Millman credits his parents, who had asked Laffey to call, for teaching him the importance of sportsmanship.
“My Mum and Dad instilled in me from a very young age that competition is important and you’ve got to love to compete, but first and foremost you’ve got to be a good person, respect the game, respect your opponent and conduct yourself in a good manner,” he said.
“It’s tough for an eight year old to have those qualities, they have to learn them. My parents were incredible role models and they taught me that.”
Barbara Laffey, wife of Ken and a former player who competed in Grand Slam tournaments herself, recalls Millman was independent and considerate from a young age.
“John went to a lot of junior tournaments by himself because being from a big family, his parents couldn’t always go to every tournament with him,” she said.
“I think that has stood him in good stead for the tennis circuit. As a professional player you are on your own a lot of the time, which John experienced at a very young age. He has always been dedicated and wanted to do well.”
Millman, who was named one of four finalists in the peer-voted ATP Tour’s Stefan Edberg Sportsmanship Award in 2020, has gone on to reach stunning heights.
He contested his first Australian Open as a 19-year-old in 2009, making the second round in qualifying as a No.561-ranked wildcard.
Millman had to wait four years to make his Grand Slam main draw debut, doing so as a No.184-ranked wildcard at Australian Open 2013.

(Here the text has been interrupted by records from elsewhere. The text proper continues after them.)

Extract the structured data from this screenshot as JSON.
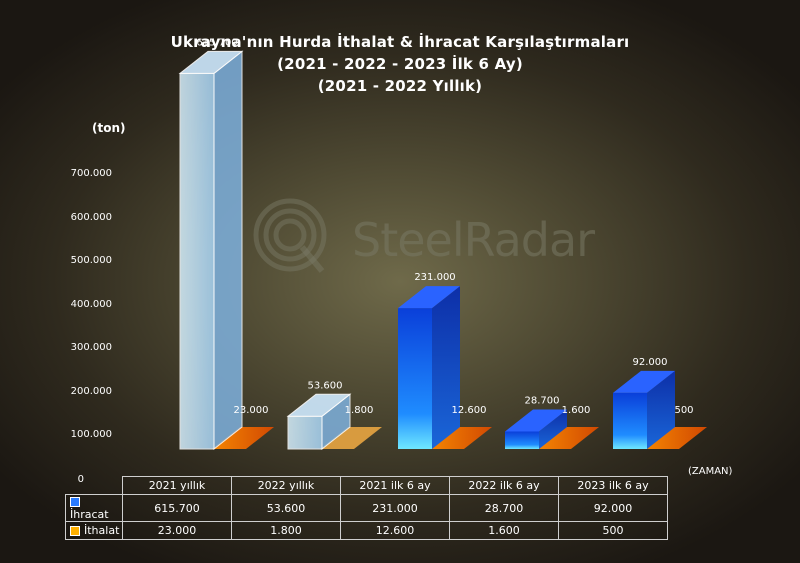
{
  "title": {
    "line1": "Ukrayna'nın Hurda İthalat & İhracat Karşılaştırmaları",
    "line2": "(2021 - 2022 - 2023 İlk 6 Ay)",
    "line3": "(2021 - 2022 Yıllık)"
  },
  "watermark": "SteelRadar",
  "colors": {
    "export": "#1a6dff",
    "import": "#ff6a00",
    "export_light": "#bfe4ff"
  },
  "chart_data": {
    "type": "bar",
    "categories": [
      "2021 yıllık",
      "2022 yıllık",
      "2021 ilk 6 ay",
      "2022 ilk 6 ay",
      "2023 ilk 6 ay"
    ],
    "series": [
      {
        "name": "İhracat",
        "values": [
          615700,
          53600,
          231000,
          28700,
          92000
        ],
        "labels": [
          "615.700",
          "53.600",
          "231.000",
          "28.700",
          "92.000"
        ]
      },
      {
        "name": "İthalat",
        "values": [
          23000,
          1800,
          12600,
          1600,
          500
        ],
        "labels": [
          "23.000",
          "1.800",
          "12.600",
          "1.600",
          "500"
        ]
      }
    ],
    "ylabel": "(ton)",
    "xlabel": "(ZAMAN)",
    "ylim": [
      0,
      700000
    ],
    "yticks": [
      0,
      100000,
      200000,
      300000,
      400000,
      500000,
      600000,
      700000
    ],
    "ytick_labels": [
      "0",
      "100.000",
      "200.000",
      "300.000",
      "400.000",
      "500.000",
      "600.000",
      "700.000"
    ],
    "legend": "data-table"
  }
}
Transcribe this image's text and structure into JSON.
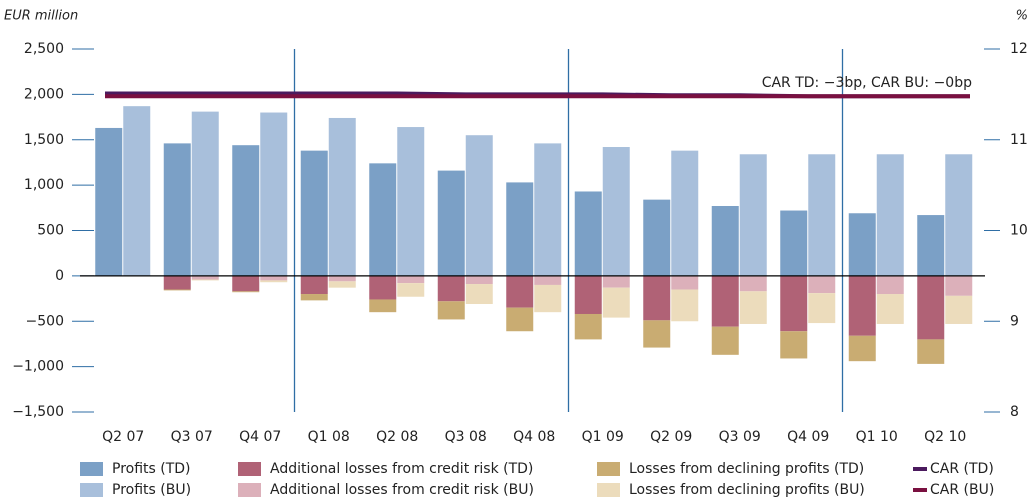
{
  "chart_data": {
    "type": "bar",
    "y_label": "EUR million",
    "y2_label": "%",
    "annotation": "CAR TD: −3bp, CAR BU: −0bp",
    "categories": [
      "Q2 07",
      "Q3 07",
      "Q4 07",
      "Q1 08",
      "Q2 08",
      "Q3 08",
      "Q4 08",
      "Q1 09",
      "Q2 09",
      "Q3 09",
      "Q4 09",
      "Q1 10",
      "Q2 10"
    ],
    "series": [
      {
        "name": "Profits (TD)",
        "color": "#7ba0c6",
        "values": [
          1630,
          1460,
          1440,
          1380,
          1240,
          1160,
          1030,
          930,
          840,
          770,
          720,
          690,
          670
        ]
      },
      {
        "name": "Profits (BU)",
        "color": "#a8bfdb",
        "values": [
          1870,
          1810,
          1800,
          1740,
          1640,
          1550,
          1460,
          1420,
          1380,
          1340,
          1340,
          1340,
          1340
        ]
      },
      {
        "name": "Additional losses from credit risk (TD)",
        "color": "#b06276",
        "values": [
          0,
          -150,
          -170,
          -200,
          -260,
          -280,
          -350,
          -420,
          -490,
          -560,
          -610,
          -660,
          -700
        ]
      },
      {
        "name": "Additional losses from credit risk (BU)",
        "color": "#dcb0ba",
        "values": [
          0,
          -40,
          -50,
          -60,
          -80,
          -90,
          -100,
          -130,
          -150,
          -170,
          -190,
          -200,
          -220
        ]
      },
      {
        "name": "Losses from declining profits (TD)",
        "color": "#c9ac72",
        "values": [
          0,
          -10,
          -10,
          -70,
          -140,
          -200,
          -260,
          -280,
          -300,
          -310,
          -300,
          -280,
          -270
        ]
      },
      {
        "name": "Losses from declining profits (BU)",
        "color": "#ecdcbc",
        "values": [
          0,
          -10,
          -20,
          -70,
          -150,
          -220,
          -300,
          -330,
          -350,
          -360,
          -330,
          -330,
          -310
        ]
      },
      {
        "name": "CAR (TD)",
        "color": "#4b1a5e",
        "type": "line",
        "axis": "y2",
        "values": [
          11.51,
          11.51,
          11.51,
          11.51,
          11.51,
          11.5,
          11.5,
          11.5,
          11.49,
          11.49,
          11.48,
          11.48,
          11.48
        ]
      },
      {
        "name": "CAR (BU)",
        "color": "#7a1040",
        "type": "line",
        "axis": "y2",
        "values": [
          11.48,
          11.48,
          11.48,
          11.48,
          11.48,
          11.48,
          11.48,
          11.48,
          11.48,
          11.48,
          11.48,
          11.48,
          11.48
        ]
      }
    ],
    "ylim": [
      -1500,
      2500
    ],
    "yticks": [
      {
        "value": -1500,
        "label": "−1,500"
      },
      {
        "value": -1000,
        "label": "−1,000"
      },
      {
        "value": -500,
        "label": "−500"
      },
      0,
      500,
      {
        "value": 1000,
        "label": "1,000"
      },
      {
        "value": 1500,
        "label": "1,500"
      },
      {
        "value": 2000,
        "label": "2,000"
      },
      {
        "value": 2500,
        "label": "2,500"
      }
    ],
    "y2lim": [
      8,
      12
    ],
    "y2ticks": [
      8,
      9,
      10,
      11,
      12
    ]
  }
}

He has now contested 22 major tournaments, including six Australian Opens, and represented Australia at Davis Cup, Olympic and ATP Cup competitions.
Millman has displayed remarkable resilience in his career too, overcoming several serious injury setbacks. Such perseverance has been rewarded, with Millman winning his first ATP title in November 2020.

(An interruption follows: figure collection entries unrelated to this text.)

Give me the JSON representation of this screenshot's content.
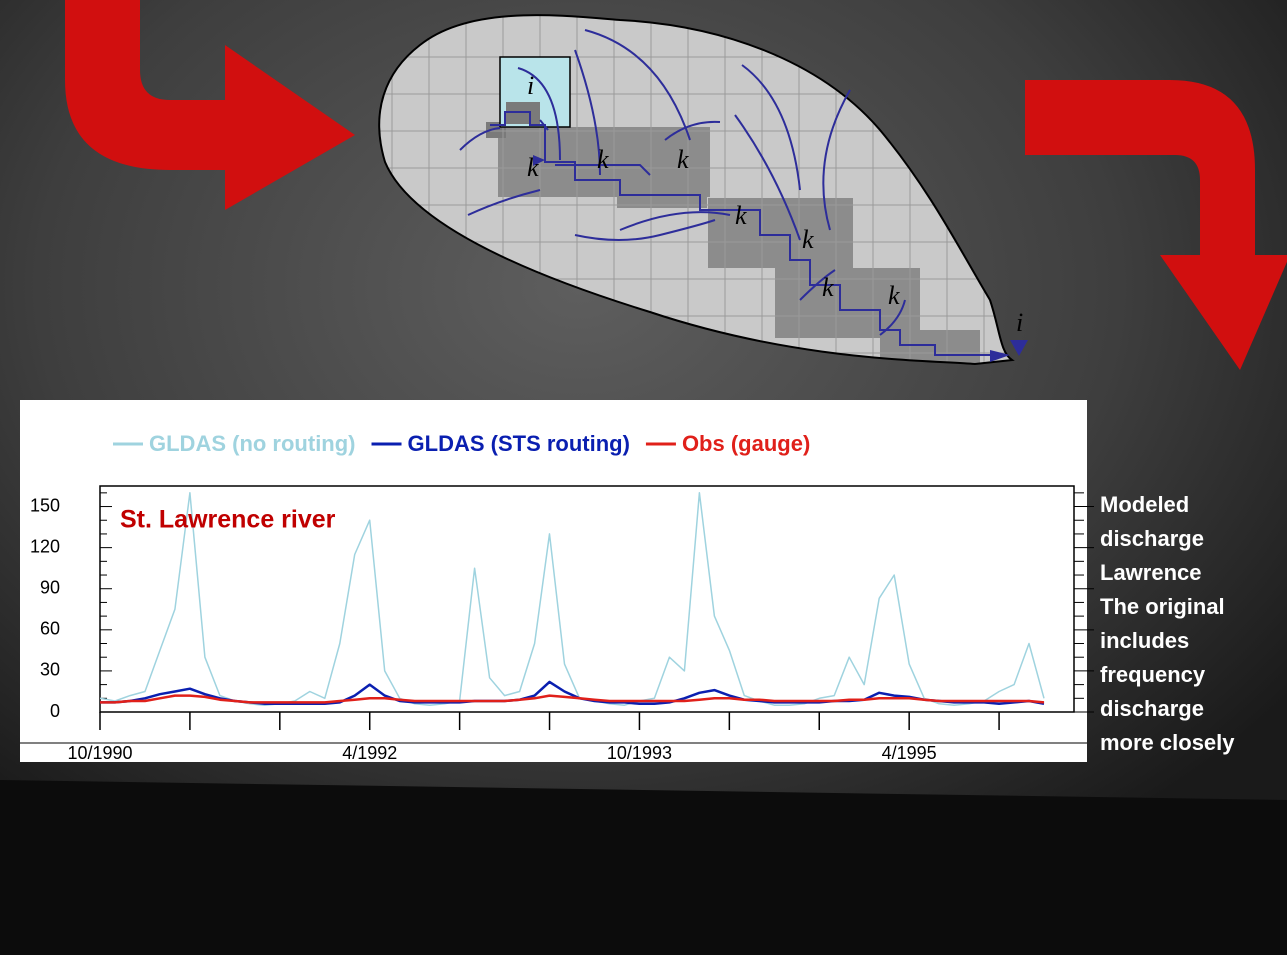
{
  "diagram": {
    "labels": [
      "i",
      "k",
      "k",
      "k",
      "k",
      "k",
      "k",
      "k",
      "i"
    ]
  },
  "side_text": [
    "Modeled",
    "discharge",
    "Lawrence",
    "The  original",
    "includes",
    "frequency",
    "discharge",
    "more closely"
  ],
  "chart_data": {
    "type": "line",
    "title": "St. Lawrence river",
    "x": [
      "1990-10",
      "1990-11",
      "1990-12",
      "1991-01",
      "1991-02",
      "1991-03",
      "1991-04",
      "1991-05",
      "1991-06",
      "1991-07",
      "1991-08",
      "1991-09",
      "1991-10",
      "1991-11",
      "1991-12",
      "1992-01",
      "1992-02",
      "1992-03",
      "1992-04",
      "1992-05",
      "1992-06",
      "1992-07",
      "1992-08",
      "1992-09",
      "1992-10",
      "1992-11",
      "1992-12",
      "1993-01",
      "1993-02",
      "1993-03",
      "1993-04",
      "1993-05",
      "1993-06",
      "1993-07",
      "1993-08",
      "1993-09",
      "1993-10",
      "1993-11",
      "1993-12",
      "1994-01",
      "1994-02",
      "1994-03",
      "1994-04",
      "1994-05",
      "1994-06",
      "1994-07",
      "1994-08",
      "1994-09",
      "1994-10",
      "1994-11",
      "1994-12",
      "1995-01",
      "1995-02",
      "1995-03",
      "1995-04",
      "1995-05",
      "1995-06",
      "1995-07",
      "1995-08",
      "1995-09",
      "1995-10",
      "1995-11",
      "1995-12",
      "1996-01"
    ],
    "series": [
      {
        "name": "GLDAS (no routing)",
        "color": "#9fd3df",
        "values": [
          10,
          8,
          12,
          15,
          45,
          75,
          160,
          40,
          12,
          8,
          6,
          5,
          6,
          8,
          15,
          10,
          50,
          115,
          140,
          30,
          10,
          6,
          5,
          6,
          8,
          105,
          25,
          12,
          15,
          50,
          130,
          35,
          10,
          8,
          6,
          5,
          8,
          10,
          40,
          30,
          160,
          70,
          45,
          12,
          8,
          5,
          5,
          6,
          10,
          12,
          40,
          20,
          83,
          100,
          35,
          10,
          6,
          5,
          6,
          8,
          15,
          20,
          50,
          10
        ]
      },
      {
        "name": "GLDAS (STS routing)",
        "color": "#0a1fb0",
        "values": [
          7,
          7,
          8,
          10,
          13,
          15,
          17,
          13,
          10,
          8,
          7,
          6,
          6,
          6,
          6,
          6,
          7,
          12,
          20,
          12,
          8,
          7,
          7,
          7,
          7,
          8,
          8,
          8,
          9,
          12,
          22,
          15,
          10,
          8,
          7,
          7,
          6,
          6,
          7,
          10,
          14,
          16,
          12,
          9,
          8,
          7,
          7,
          7,
          7,
          8,
          8,
          9,
          14,
          12,
          11,
          9,
          8,
          7,
          7,
          7,
          6,
          7,
          8,
          6
        ]
      },
      {
        "name": "Obs (gauge)",
        "color": "#e0201a",
        "values": [
          7,
          7,
          8,
          8,
          10,
          12,
          12,
          11,
          9,
          8,
          7,
          7,
          7,
          7,
          7,
          7,
          8,
          9,
          10,
          10,
          9,
          8,
          8,
          8,
          8,
          8,
          8,
          8,
          9,
          10,
          12,
          11,
          10,
          9,
          8,
          8,
          8,
          8,
          8,
          8,
          9,
          10,
          10,
          9,
          9,
          8,
          8,
          8,
          8,
          8,
          9,
          9,
          10,
          10,
          10,
          9,
          8,
          8,
          8,
          8,
          8,
          8,
          8,
          7
        ]
      }
    ],
    "xlim": [
      "1990-10",
      "1996-03"
    ],
    "xticks": [
      {
        "value": "1990-10",
        "label": "10/1990"
      },
      {
        "value": "1992-04",
        "label": "4/1992"
      },
      {
        "value": "1993-10",
        "label": "10/1993"
      },
      {
        "value": "1995-04",
        "label": "4/1995"
      }
    ],
    "xminorticks": [
      "1991-04",
      "1991-10",
      "1992-10",
      "1993-04",
      "1994-04",
      "1994-10",
      "1995-10"
    ],
    "ylim": [
      0,
      165
    ],
    "yticks": [
      0,
      30,
      60,
      90,
      120,
      150
    ],
    "yminorticks": [
      10,
      20,
      40,
      50,
      70,
      80,
      100,
      110,
      130,
      140,
      160
    ],
    "grid": false,
    "legend": "top"
  }
}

His best Grand Slam result to date is a US Open quarterfinal run in 2018, where he sensationally defeated world No.2 Roger Federer in the fourth round. It was Millman’s career-first top-10 win.
Now entrenched inside the world’s top 50, Millman remains grounded.
As he chases Grand Slam glory, repaying his family, friends, coaches and fans who have supported him throughout his career remains one of the 31-year-old’s major motivations.
“Whenever I step on the court, I just want to really give them something to cheer about,” says the world No.38.